Welches Buch (welche Bücher) verschenkst du am liebsten? Warum? Welche ein bis drei Bücher haben dein Leben am stärksten beeinflusst?
Wooden: A Lifetime of Observations and Reflections On and Off the Court von John Wooden gehört zu meinen absoluten Favoriten. Mein Opa war früher Basketballspieler und schenkte mir dieses Buch vor einigen Jahren. Woodens Trainingsansatz passt zu mir und meinem Coach, Ben Bergeron. Beim Lesen des Buches ertappte ich mich mehrfach dabei, wie ich zustimmend nickte. Seine Philosophie gilt nicht nur für Trainingsoder Wettkampfsituationen, sondern für das Leben an sich. Ich habe immer den Eindruck, dass der Sport ein Sinnbild für das Leben ist. In beiden Fällen gelten dieselben Regeln und Lehren, im Sport sind sie nur offensichtlicher. An diesem Buch gefällt mir besonders das Vorwort von Bill Walsh, der früher unter Wooden gespielt hat. Wie er über ihre Beziehung redet und was er von seinem Coach gelernt hat, ist wunderbar und mir daher in Erinnerung geblieben.

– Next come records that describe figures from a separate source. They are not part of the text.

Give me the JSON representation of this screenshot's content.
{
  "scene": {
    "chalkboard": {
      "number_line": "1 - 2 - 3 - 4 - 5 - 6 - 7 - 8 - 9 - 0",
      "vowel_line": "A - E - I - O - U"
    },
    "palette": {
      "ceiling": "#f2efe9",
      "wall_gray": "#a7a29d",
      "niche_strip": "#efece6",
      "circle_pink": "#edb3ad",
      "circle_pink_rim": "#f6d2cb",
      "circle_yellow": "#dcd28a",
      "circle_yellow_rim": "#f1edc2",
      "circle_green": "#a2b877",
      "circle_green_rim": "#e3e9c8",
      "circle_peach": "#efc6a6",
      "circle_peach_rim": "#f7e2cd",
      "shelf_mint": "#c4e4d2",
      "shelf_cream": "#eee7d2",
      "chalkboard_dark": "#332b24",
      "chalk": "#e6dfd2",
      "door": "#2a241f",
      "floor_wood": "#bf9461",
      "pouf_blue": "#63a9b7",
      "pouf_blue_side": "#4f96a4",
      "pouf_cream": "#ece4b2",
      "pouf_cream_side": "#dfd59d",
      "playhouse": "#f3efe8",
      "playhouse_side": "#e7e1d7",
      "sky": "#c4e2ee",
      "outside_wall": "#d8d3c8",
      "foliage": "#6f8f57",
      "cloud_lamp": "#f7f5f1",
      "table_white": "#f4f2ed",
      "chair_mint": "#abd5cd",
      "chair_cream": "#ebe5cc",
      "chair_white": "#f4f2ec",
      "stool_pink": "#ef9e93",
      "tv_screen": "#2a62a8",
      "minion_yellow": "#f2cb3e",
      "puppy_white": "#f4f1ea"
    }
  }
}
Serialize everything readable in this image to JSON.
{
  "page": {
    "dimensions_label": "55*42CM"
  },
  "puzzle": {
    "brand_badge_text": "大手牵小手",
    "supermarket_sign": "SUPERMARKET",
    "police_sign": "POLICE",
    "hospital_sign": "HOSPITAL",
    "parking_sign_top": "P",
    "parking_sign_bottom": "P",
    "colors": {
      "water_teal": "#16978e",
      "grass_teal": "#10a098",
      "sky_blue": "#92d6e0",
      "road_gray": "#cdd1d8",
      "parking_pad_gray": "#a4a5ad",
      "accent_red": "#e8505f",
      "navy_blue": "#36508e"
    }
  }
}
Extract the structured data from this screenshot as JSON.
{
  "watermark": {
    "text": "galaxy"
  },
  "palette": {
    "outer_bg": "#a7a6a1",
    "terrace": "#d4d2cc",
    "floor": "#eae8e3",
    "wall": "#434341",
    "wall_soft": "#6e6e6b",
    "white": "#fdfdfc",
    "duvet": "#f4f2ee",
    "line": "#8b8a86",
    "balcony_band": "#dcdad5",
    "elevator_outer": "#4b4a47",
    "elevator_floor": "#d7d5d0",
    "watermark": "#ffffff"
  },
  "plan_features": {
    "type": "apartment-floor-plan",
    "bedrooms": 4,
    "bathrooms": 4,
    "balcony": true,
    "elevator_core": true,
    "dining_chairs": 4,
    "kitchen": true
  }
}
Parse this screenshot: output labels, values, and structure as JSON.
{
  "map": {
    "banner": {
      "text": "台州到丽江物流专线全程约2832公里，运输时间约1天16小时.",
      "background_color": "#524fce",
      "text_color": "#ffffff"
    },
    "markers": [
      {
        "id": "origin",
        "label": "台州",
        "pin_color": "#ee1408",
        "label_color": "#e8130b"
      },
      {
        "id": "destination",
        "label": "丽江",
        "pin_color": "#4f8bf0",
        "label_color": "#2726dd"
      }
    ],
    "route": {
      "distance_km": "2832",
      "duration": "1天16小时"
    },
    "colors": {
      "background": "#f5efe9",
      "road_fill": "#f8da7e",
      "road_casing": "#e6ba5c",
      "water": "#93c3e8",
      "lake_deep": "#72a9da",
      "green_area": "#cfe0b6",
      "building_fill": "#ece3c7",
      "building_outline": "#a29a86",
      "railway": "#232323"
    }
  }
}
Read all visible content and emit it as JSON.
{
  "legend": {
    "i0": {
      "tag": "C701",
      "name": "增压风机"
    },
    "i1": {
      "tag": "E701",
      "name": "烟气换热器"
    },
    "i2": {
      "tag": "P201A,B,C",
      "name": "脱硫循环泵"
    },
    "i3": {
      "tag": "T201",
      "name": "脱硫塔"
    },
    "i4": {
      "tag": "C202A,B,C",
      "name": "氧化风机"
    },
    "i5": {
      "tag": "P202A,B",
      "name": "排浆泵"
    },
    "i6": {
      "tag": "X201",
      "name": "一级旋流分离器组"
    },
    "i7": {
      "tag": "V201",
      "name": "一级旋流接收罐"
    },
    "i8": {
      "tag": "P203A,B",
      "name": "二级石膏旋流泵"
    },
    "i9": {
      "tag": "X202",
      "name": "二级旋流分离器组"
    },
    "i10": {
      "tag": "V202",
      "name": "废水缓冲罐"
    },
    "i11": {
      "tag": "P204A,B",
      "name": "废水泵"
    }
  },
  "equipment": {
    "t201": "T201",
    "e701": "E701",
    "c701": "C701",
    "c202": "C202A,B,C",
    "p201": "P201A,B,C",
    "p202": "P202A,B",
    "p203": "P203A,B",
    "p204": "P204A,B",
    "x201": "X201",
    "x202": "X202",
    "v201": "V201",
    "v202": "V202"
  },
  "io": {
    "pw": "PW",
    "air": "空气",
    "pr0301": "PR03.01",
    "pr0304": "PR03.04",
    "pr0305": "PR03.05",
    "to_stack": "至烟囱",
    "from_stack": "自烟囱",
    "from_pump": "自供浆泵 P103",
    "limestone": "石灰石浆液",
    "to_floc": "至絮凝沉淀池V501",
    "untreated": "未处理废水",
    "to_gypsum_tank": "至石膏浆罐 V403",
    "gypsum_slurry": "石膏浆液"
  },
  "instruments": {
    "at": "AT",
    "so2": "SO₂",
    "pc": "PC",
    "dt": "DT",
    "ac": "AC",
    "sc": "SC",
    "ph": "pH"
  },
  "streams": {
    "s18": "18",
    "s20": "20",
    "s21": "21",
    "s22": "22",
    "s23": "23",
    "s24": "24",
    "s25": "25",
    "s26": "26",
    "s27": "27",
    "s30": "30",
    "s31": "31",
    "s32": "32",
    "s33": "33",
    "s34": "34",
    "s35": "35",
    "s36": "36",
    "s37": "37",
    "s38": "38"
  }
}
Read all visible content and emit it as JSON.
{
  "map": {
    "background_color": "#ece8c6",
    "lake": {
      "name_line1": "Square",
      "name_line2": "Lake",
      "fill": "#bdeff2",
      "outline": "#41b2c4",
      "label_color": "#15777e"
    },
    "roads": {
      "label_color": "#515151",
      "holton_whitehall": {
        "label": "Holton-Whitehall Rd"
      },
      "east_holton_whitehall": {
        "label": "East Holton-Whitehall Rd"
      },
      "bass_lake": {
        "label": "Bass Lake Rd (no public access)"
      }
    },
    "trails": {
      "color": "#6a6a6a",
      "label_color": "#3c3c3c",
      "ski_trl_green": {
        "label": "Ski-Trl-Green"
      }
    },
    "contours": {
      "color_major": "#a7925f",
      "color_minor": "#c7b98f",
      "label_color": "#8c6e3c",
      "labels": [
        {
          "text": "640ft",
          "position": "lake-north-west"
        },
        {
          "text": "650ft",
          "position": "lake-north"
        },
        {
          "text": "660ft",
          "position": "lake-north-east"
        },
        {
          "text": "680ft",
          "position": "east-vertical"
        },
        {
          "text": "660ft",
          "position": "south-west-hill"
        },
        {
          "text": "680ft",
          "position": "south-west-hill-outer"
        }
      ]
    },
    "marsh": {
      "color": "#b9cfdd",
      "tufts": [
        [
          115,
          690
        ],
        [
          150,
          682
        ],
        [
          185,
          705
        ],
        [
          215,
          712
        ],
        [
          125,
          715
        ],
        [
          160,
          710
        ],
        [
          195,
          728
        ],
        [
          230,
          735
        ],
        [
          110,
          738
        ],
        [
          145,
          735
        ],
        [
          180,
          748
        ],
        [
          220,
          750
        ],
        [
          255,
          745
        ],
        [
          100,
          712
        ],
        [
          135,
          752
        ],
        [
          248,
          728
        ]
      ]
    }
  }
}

Das andere Buch ist The Champion’s Mind: How Champions Think, Train, and Thrive von Jim Afremow. Das ist das erste Buch über Sportpsychologie, das ich jemals in die Hand genommen habe, und zwar im richtigen Augenblick. Das war im Sommer 2014, kurz nachdem ich die Qualifikation für die 14. CrossFit Games verpasst hatte. In jenem Sommer hätte ich leicht in eine negative Denkspirale fallen und mir Dinge einreden können wie »Ich gehöre nicht hierhin, ich bin nicht gut genug, ich habe versagt …«, aber das Buch zeigte mir eine bessere Perspektive auf. Ich hatte nicht versagt. Ich hatte nur in einem Wettbewerb keine optimale Leistung abrufen können. Nicht weniger und nicht mehr. Was konnte ich jetzt tun, um besser zu werden? Das brachte mich dazu, in jeder Situation mein absolut Bestes zu geben – und zwar ohne mich unter Druck zu setzen und mich ständig mit anderen zu vergleichen. Als ich dieses Buch las, fing ich gerade an, mit Coach Ben zusammenzuarbeiten, und er konzentriert sich auf dieselben Dinge. Er unterhielt sich vor und nach den Workouts mit mir, manchmal auch dazwischen, und alle Puzzleteile fügten sich zusammen. Mit dieser neuen Einstellung machten mir das Training und die Arbeit an mir selbst auch mehr Spaß.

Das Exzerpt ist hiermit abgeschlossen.